The feast has a surprisingly contested history. In the early medieval church, local celebrations of the Trinity were common, but Rome resisted making it a universally accepted observance for centuries — partly out of concern that singling out one Sunday for the Trinity implied the other Sundays were somehow less Trinitarian. (Fair point!) It wasn’t officially added to the Roman calendar until 1334 under Pope John XXII. Martin Luther kept the feast, and the Lutheran church calendar has observed it ever since as a fitting capstone to the great half of the church year.
The famous hymn “Holy, Holy, Holy!” — a staple of Trinity Sunday worship draws its text directly from Isaiah 6 and Revelation 4, where angelic voices cry out before the throne of God. The threefold “holy” (Sanctus) has been understood by the church as an implicit witness to the Trinity since the earliest centuries of Christian worship.

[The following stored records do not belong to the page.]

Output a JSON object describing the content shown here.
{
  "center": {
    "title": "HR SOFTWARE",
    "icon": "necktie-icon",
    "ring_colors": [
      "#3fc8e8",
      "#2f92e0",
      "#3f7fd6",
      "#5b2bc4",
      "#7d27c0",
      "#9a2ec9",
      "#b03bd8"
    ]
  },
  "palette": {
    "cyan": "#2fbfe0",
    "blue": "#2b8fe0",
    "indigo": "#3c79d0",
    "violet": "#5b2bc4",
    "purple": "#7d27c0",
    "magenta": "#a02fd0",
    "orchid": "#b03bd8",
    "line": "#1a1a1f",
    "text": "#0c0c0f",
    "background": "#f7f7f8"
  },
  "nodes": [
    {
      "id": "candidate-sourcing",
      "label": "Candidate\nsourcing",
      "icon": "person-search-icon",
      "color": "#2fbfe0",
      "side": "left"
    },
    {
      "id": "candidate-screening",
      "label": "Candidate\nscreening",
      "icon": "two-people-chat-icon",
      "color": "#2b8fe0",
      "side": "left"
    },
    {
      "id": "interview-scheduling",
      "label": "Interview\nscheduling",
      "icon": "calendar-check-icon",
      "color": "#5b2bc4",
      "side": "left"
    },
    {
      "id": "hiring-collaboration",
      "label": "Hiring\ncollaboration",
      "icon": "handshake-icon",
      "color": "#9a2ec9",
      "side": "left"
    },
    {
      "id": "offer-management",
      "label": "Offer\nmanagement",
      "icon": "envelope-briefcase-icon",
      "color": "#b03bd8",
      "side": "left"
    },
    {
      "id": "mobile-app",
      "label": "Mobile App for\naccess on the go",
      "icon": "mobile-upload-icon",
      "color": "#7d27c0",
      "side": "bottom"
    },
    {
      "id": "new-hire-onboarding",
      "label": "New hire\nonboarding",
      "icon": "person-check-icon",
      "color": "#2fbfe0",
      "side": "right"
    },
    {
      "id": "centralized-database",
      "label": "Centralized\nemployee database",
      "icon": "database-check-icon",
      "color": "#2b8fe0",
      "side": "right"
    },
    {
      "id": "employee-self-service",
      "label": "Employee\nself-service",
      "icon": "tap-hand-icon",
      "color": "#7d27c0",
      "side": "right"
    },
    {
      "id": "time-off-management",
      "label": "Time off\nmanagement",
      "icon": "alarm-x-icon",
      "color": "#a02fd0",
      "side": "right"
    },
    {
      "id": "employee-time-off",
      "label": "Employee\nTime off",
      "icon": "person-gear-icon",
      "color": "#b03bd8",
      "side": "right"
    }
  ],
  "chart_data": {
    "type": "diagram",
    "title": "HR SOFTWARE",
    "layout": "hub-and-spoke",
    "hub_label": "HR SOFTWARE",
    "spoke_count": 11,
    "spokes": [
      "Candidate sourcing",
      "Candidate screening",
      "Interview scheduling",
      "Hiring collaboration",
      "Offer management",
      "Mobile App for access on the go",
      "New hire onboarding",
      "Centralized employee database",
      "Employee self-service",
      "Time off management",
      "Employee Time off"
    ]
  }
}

Lutherans confess the doctrine of the Trinity, not as a philosophical puzzle to be solved, but as the living God who speaks, saves, and sanctifies.
The Athanasian Creed — one of three ecumenical creeds — is traditionally read or sung on Trinity Sunday as a bold, comprehensive declaration of who God is.
“Holy, holy, holy, merciful and mighty! God in three persons, blessed Trinity!” (LSB #507:1).